Global oil prices surged sharply on Friday, extending weekly gains as traders reacted to tightening supply expectations, stronger refining margins, and rising seasonal fuel demand ahead of the Northern Hemisphere summer driving season.
International benchmark Brent Crude climbed $3.54 to reach $109.26 per barrel, marking a gain of 3.35%, while US benchmark West Texas Intermediate (WTI) jumped $4.25 to $105.42 per barrel, rising 4.2%.
The weekly performance reflected growing strength across energy markets, with Brent posting a weekly gain of 7.84% and WTI surging more than 10%. The rally was supported by tightening physical supply conditions and expectations of strong fuel consumption during the upcoming travel season.

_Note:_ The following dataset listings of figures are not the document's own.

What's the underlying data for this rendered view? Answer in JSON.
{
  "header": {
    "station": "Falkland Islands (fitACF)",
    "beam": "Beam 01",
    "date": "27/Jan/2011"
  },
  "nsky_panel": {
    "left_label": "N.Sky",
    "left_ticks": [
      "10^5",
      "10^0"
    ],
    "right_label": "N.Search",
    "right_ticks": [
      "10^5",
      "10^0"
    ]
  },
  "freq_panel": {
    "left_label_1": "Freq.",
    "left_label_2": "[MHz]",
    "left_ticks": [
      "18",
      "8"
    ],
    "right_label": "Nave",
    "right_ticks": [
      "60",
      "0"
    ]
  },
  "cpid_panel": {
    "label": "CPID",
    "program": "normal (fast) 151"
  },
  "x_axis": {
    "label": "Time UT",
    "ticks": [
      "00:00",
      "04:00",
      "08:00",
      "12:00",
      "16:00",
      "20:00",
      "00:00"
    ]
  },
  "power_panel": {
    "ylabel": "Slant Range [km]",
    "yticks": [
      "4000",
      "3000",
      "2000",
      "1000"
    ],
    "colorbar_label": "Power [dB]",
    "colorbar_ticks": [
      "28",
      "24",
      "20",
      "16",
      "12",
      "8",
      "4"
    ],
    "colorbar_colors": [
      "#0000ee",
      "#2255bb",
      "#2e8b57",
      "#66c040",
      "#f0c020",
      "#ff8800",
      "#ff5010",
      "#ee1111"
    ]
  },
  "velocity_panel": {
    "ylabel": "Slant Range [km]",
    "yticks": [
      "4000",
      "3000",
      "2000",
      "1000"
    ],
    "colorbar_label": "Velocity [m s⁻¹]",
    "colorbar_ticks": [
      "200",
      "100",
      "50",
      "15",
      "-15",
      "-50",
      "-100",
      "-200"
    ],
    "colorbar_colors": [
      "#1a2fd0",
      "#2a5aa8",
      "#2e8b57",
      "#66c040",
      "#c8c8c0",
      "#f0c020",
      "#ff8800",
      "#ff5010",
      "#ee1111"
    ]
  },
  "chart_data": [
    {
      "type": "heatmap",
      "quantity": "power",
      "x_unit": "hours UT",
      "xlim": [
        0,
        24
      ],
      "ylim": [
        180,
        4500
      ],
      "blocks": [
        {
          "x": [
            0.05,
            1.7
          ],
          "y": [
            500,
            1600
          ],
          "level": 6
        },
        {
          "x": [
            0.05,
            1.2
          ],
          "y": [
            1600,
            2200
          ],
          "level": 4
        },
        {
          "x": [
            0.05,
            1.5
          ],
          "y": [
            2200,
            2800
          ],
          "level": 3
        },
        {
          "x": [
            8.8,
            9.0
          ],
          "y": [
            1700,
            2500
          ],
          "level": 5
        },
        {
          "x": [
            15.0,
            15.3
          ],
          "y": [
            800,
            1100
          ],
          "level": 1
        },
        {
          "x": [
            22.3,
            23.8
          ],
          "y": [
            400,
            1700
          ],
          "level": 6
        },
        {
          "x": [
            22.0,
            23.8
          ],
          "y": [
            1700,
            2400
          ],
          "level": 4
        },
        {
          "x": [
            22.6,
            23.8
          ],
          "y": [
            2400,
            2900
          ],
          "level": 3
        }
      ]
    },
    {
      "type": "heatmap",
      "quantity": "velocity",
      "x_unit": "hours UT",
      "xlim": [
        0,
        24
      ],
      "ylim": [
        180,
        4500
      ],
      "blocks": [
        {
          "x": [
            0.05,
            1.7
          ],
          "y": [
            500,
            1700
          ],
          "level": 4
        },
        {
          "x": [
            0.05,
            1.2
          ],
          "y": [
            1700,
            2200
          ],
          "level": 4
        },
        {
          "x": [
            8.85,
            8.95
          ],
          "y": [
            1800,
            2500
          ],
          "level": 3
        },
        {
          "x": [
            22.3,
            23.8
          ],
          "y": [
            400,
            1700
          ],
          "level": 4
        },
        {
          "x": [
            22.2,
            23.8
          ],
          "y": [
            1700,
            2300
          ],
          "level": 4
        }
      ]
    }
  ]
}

Middle Eastern crude benchmarks also moved higher. Murban crude traded at $108.00 per barrel, while Dubai crude hovered around $102.61. Oman crude remained relatively stable near $104.78, showing resilience despite broader market volatility.
The OPEC basket recorded one of the strongest gains during the session, climbing nearly 7% to $115.09 per barrel, highlighting firm demand for member export grades.
Refined fuel products also posted gains across global markets. US gasoline futures advanced to $3.702 per gallon, while heating oil futures rose to $4.053. Natural gas prices also edged higher, signaling broader strength within the energy sector.
Analysts noted that export-linked coastal crude grades outperformed some inland US oil benchmarks, indicating regional transportation bottlenecks and shifting export economics. While WTI Midland and Louisiana Light crude prices moved higher, other inland grades such as Mars crude and Domestic Sweet at Cushing recorded declines.
Globally, Russia’s Urals crude slipped slightly, while Western Canadian Select and India’s crude basket registered modest gains. Market participants said the overall rally reflected increasing confidence that crude supplies may remain constrained in the coming months, especially as refinery demand continues to rise.
Energy traders are now closely watching supply flows, geopolitical developments, and upcoming production decisions from major oil-producing nations as the market enters a traditionally high-demand consumption period.